Deputy Finance Director Melanie Keaton and Amanda Eaves, partner at Forvis Mazars, briefed the Audit Committee on the external independent audit for fiscal year 2025 and on required communications between external auditors and the committee.
Keaton summarized city responsibilities for preparing the Annual Comprehensive Financial Report and coordinating component-unit financials, and noted the current contract with Forvis Mazars is in its fourth year (first year of a two-year extension). She also noted the external auditor performs the single audit for federal and state grant programs.
Amanda Eaves summarized the audit engagement and timeline. Forvis Mazars began planning work in July and performed interim procedures in August; deliverables are scheduled for February 2026 with presentations to the committee in March. The firm identified significant-risk areas typical for an entity of the city's size: revenue recognition, management override of controls, and compliance for major federal and state programs.

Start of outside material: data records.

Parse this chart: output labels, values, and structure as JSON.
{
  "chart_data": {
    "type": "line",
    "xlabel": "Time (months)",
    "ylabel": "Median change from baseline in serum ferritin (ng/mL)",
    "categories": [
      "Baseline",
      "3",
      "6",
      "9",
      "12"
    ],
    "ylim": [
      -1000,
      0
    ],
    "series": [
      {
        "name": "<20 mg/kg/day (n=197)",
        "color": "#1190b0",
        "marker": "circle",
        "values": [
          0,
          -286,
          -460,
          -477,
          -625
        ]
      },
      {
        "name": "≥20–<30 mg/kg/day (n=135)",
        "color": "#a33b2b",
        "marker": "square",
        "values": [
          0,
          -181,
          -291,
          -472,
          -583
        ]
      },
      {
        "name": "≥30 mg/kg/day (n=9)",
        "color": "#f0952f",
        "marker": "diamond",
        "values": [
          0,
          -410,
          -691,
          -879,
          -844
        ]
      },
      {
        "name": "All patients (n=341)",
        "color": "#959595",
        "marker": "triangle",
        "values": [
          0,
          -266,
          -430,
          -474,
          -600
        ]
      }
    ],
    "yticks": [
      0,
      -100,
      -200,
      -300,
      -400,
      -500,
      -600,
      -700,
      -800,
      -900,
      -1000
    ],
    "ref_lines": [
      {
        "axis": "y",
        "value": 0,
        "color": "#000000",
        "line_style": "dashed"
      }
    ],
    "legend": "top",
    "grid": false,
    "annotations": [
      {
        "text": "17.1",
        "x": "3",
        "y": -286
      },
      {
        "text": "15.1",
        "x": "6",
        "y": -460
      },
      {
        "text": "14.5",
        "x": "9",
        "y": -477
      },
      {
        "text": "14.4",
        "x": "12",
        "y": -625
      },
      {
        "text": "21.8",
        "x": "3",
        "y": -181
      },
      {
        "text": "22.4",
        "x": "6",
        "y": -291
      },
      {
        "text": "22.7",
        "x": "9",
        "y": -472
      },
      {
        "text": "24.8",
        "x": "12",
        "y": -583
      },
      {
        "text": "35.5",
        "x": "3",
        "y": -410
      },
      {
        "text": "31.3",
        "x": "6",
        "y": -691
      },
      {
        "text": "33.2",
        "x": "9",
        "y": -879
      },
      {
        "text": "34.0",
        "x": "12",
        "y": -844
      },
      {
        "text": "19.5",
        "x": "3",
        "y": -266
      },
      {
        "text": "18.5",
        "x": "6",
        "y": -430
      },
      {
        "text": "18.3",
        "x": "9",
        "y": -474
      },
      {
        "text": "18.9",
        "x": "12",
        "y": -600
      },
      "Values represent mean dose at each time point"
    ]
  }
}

The planned single-audit major programs were noted based on interim financials and may be refined as actual year-end numbers are finalized.
Eaves described the audit's fraud-risk procedures (team brainstorming, management interviews, review of estimates and unusual transactions, and inclusion of unpredictable procedures) and asked the committee to raise any areas of concern through the committee chair. She also outlined materiality concepts used to scope testing and said the auditors will obtain component-unit audit reports from other firms and coordinate as needed.
Committee members asked about whether the audit team uses red-team or external third-party specialists and how the team simulates fraud scenarios; Eaves said the firm uses varied team composition and includes new personnel but does not normally engage an external third-party red team for that process. The committee received the required communications; no formal action was required at the meeting.